The gateway ships with **42 starter capabilities** -- 25 work instantly with zero configuration:
| Category | Zero-Config Tools | Source |
|----------|------------------|--------|
| **Knowledge** | Weather, Wikipedia, country info, public holidays, timezones, number facts | Open-Meteo, Wikipedia, RestCountries, Nager.Date |
| **Developer** | npm packages, PyPI packages, GitHub search, QR codes, UUIDs | npm, PyPI, GitHub API, GoQR |
| **News & Social** | Hacker News, Reddit | HN API, Reddit |
| **Finance** | SEC EDGAR filings (10-K, 10-Q, 8-K, insider trades) | US Gov (free) |
| **Geo** | Geocoding, reverse geocoding | OpenStreetMap Nominatim |
| **Reference** | Book search, air quality | Open Library, OpenAQ |
Plus 17 more with free-tier API keys (Brave Search, stock quotes, movies, IP geolocation, recipes, package tracking).
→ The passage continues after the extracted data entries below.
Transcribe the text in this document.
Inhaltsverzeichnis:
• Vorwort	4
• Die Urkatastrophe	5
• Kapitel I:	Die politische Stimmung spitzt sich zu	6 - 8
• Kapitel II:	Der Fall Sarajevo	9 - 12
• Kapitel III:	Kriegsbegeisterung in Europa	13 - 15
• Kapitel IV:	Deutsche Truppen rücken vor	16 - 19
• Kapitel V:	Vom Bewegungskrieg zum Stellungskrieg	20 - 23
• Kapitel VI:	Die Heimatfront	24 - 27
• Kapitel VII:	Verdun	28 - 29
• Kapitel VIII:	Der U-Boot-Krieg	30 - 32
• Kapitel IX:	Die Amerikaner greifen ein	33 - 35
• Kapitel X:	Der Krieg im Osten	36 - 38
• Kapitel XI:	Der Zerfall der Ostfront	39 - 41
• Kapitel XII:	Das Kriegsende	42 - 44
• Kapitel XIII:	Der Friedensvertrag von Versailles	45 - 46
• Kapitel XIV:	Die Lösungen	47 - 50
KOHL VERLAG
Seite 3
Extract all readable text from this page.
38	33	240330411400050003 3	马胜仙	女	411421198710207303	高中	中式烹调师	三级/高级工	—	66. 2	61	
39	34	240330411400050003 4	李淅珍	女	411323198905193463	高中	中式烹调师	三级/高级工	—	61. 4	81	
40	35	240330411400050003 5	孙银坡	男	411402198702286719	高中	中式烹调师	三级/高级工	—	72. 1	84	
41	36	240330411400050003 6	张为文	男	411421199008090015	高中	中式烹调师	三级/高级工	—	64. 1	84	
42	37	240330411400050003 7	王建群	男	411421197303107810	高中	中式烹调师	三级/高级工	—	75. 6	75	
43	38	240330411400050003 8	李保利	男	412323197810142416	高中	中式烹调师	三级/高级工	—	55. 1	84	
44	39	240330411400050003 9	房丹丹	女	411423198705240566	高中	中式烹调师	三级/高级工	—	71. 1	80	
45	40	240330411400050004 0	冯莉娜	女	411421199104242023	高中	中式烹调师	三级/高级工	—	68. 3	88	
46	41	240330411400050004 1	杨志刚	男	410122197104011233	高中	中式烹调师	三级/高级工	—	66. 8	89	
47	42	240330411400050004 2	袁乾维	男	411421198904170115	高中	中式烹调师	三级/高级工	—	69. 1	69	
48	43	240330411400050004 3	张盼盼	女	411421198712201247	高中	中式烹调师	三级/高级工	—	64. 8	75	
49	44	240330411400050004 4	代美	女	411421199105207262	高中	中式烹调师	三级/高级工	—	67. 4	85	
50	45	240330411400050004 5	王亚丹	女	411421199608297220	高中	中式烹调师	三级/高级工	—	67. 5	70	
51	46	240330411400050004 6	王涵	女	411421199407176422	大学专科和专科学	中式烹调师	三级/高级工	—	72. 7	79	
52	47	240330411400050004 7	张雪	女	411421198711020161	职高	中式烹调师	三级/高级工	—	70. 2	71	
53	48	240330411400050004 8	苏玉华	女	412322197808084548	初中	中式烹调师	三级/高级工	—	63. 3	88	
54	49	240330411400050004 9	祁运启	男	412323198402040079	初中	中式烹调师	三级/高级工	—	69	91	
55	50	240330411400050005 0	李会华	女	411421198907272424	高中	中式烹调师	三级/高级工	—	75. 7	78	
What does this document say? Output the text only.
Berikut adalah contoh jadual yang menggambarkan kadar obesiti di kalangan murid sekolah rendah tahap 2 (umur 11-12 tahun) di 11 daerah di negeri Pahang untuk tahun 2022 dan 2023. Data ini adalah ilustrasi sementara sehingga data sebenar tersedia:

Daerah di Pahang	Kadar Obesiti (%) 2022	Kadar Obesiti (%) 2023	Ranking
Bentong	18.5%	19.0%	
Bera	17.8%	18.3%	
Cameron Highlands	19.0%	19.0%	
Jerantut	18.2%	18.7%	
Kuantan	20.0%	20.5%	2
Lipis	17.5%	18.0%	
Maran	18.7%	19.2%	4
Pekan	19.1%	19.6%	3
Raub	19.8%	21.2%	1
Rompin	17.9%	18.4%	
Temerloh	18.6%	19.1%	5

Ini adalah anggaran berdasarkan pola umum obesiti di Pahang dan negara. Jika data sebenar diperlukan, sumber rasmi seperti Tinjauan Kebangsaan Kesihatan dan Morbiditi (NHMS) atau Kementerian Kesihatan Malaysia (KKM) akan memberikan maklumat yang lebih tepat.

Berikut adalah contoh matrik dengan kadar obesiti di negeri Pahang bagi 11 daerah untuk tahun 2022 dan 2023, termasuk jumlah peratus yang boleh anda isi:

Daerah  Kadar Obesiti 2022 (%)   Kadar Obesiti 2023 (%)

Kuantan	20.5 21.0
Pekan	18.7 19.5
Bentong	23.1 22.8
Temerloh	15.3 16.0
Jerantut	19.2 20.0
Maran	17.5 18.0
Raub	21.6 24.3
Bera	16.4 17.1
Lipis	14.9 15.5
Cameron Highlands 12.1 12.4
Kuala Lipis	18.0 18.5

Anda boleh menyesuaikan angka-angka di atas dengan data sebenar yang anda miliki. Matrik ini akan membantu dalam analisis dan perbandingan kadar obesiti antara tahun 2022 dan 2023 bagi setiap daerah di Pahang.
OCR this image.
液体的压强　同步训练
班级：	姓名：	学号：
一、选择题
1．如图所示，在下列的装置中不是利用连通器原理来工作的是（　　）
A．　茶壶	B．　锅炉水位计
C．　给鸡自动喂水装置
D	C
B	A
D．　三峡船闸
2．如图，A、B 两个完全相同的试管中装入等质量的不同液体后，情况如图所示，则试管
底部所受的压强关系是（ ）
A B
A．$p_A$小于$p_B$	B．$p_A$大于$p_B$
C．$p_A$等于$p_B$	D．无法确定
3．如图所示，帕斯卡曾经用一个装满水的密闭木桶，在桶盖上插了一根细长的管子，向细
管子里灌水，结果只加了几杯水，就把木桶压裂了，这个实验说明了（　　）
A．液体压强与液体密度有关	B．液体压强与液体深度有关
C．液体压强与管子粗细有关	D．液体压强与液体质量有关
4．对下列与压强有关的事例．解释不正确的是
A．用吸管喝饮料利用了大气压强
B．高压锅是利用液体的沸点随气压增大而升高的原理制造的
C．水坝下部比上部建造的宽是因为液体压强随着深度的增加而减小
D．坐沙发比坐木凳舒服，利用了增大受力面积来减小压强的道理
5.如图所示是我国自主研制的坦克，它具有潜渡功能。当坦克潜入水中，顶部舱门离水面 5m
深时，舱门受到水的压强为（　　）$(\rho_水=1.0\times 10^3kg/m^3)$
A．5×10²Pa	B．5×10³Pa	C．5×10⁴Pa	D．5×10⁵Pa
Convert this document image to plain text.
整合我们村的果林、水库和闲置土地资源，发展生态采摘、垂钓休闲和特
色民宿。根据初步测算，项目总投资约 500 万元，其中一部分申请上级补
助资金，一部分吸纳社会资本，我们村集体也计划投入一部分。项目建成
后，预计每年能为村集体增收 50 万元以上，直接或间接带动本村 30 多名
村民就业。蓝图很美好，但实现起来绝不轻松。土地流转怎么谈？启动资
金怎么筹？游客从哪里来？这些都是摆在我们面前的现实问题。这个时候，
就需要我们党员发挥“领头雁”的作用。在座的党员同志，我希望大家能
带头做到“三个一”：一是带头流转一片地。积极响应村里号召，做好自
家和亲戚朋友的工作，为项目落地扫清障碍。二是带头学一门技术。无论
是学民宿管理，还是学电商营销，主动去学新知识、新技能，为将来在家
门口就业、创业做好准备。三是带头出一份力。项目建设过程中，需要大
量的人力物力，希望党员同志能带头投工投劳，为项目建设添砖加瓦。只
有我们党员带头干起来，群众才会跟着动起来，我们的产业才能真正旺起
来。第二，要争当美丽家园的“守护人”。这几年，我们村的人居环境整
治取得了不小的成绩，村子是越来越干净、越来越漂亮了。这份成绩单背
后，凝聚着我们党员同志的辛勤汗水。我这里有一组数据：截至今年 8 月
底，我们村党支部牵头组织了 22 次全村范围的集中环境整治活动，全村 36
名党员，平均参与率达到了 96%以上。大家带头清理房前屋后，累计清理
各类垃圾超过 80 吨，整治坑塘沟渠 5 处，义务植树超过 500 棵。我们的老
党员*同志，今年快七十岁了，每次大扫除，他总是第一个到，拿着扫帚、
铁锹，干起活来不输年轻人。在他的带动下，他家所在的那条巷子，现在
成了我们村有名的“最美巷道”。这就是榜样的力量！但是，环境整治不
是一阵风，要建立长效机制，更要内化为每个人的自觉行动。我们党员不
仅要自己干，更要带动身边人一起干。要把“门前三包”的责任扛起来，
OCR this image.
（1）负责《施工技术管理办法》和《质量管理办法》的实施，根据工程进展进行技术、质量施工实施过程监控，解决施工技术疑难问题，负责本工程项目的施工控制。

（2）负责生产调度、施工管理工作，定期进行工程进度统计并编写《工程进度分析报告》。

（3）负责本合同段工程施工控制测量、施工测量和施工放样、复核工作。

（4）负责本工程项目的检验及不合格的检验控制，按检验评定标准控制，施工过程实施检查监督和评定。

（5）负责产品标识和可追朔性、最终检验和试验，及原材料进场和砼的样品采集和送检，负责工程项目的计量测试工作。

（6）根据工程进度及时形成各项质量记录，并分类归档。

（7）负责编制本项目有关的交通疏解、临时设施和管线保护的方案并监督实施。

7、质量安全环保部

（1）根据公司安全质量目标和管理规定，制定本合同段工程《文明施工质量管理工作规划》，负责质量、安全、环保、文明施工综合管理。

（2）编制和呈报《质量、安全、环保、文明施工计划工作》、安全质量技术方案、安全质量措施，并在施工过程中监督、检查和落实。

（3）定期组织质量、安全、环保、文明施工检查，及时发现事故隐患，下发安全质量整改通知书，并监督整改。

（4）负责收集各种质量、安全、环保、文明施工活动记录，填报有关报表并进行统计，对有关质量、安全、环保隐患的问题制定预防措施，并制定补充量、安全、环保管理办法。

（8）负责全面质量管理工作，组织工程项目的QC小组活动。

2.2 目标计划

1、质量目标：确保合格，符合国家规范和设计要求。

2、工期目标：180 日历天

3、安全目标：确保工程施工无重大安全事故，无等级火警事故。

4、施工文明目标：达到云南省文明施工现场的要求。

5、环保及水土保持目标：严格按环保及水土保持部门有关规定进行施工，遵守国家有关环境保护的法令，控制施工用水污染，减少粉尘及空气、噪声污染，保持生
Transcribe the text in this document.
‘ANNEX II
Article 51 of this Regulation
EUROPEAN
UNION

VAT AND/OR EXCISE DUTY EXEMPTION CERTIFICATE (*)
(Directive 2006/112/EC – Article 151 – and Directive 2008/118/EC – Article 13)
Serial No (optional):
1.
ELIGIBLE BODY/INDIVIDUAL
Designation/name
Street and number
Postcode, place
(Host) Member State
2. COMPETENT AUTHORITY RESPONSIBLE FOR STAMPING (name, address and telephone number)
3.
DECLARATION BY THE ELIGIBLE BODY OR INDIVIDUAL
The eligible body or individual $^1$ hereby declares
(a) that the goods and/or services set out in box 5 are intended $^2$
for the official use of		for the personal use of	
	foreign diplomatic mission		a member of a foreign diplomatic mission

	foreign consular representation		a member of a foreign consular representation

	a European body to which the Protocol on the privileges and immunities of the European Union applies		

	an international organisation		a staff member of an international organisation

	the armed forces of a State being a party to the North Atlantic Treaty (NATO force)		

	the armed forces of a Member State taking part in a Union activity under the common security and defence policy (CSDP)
### 3. Change Your MCP Stack Without Losing Your AI Session
With Claude Code and similar tools, modifying your MCP configuration means restarting the entire AI session -- losing your conversation history, working context, and debugging flow mid-thought.
The gateway is a **stable endpoint**. Your AI connects once to `localhost:39400`. Behind it:
- **REST API capabilities** (YAML files) are **hot-reloaded automatically** -- add, modify, or remove a file and it's live in ~500ms. Zero downtime.
- **MCP server backends** (stdio/HTTP/SSE) require a gateway restart -- but the gateway starts in **~8ms**. Your AI session stays connected.
Experiment with new tools, troubleshoot broken ones, swap configurations -- without ever losing context.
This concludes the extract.